Un mar de vidas
Por Gastón Castillo
(Primer cuatrimestre 2020)
La vida de Francisco era sumamente rutinaria. La oficina, las tareas del hogar, algún encuentro con amigos, la cena en solitario de los jueves en la barra de Banchero. No tenía aficiones extravagantes, no practicaba deportes y no era un gran amante del cine.
Había un solo momento del año, a principios del verano para ser exactos, que él anhelaba más que nada en este mundo. Únicamente ahí podía sentirse completamente realizado. Era en sus vacaciones en la Costa Atlántica.
A diferencia de la mayoría de la gente, a él no le gustaba la pesca, ni tomar sol o mucho menos tocar el agua con los pies. Disfrutaba en soledad, sentado en la tranquilidad de la playa, muy tempranamente, con una aparente mirada perdida en el amanecer.
Francisco se ocupaba del mar.
No hubo situación particular en su vida que fuera causal de tal fascinación. De muy chico había aprendido a observar y admirar el vaivén de la marea con vehemencia. No tenía siquiera recuerdo alguno de haber hecho castillos de arena. Él simplemente se perdía ensimismado imaginándose ante tal inmensidad. Se lo podía observar totalmente compenetrado en esos otros roles, pareciendo perderse inmerso en esa masa de agua salada que ocupa casi la totalidad del planeta. Era precisamente ese juego entre imaginación y mar su propio paraíso terrenal.
Podía verse siendo un pescador, un navegante, un náufrago o un tripulante de un buque de guerra.
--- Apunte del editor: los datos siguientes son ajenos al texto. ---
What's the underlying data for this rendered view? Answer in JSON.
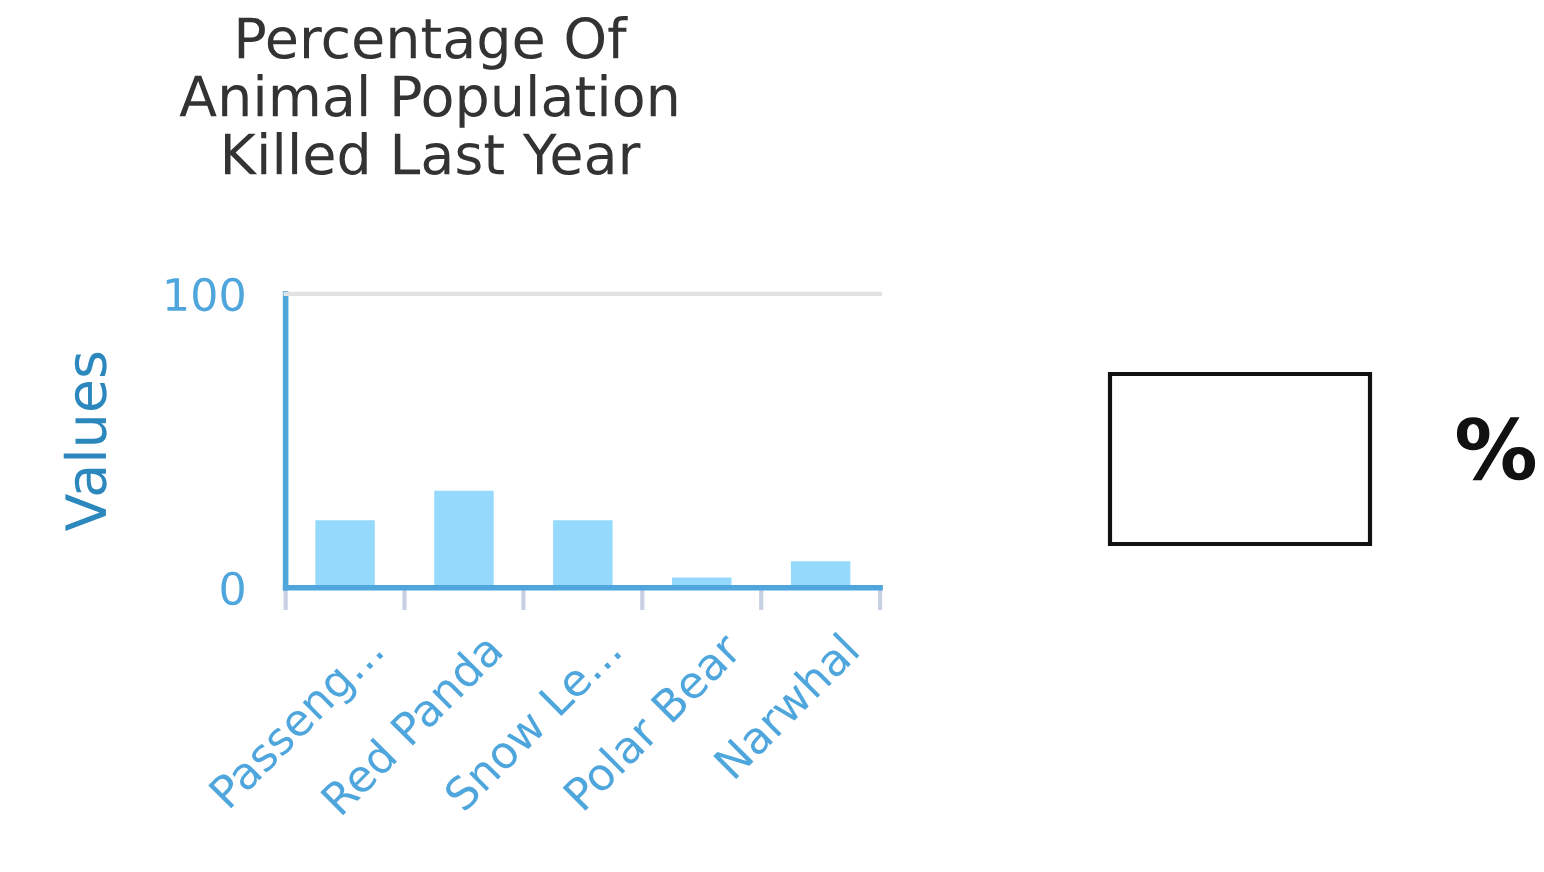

Daba igual qué rol desempeñara mientras que los desafíos que se presentaran transcurrieran dentro del agua. Cada uno de sus sentidos parecía estar compenetrados totalmente con su fantasía. Era tan fuerte la conexión que sentía que prácticamente el resto del entorno no importaba.
Es que, en esta vida vertiginosa donde el mundo pareciera no parar nunca, donde los objetivos se miden por logros materiales, donde las relaciones personales tienen una fragilidad de cristal, ponerse en el lugar de personas que nunca sería, que transcurrían su vida tan ligados a ese mar que admiraba inmensurablemente, lo desconectaba por momentos de su realidad, lo ayudaba a engañar su pena, le cargaba energías para lo que significaba su absurda rutina del resto del año.
Perderse en la perfecta imperfección del romper del oleaje, disfrutar de forma egoísta de tal imponente contenedor de vida, vigilar algo que por su fuerza no podría detener nunca, forjar nuevas autobiografías jugando enfrentar algo que jamás ocurriría. Ese era el uso que Francisco había encontrado para el mar.
¿Quién podría cuestionarlo? ¿Acaso hay una receta para enfocar los pensamientos? Así como hay personas que concilian el sueño contando ovejas, él fantaseaba y calmaba sus demonios mientras enumeraba olas. Es que, al final, como sostenía el poeta Javier Krahe: “Mal mirado, el mar es una redundancia”.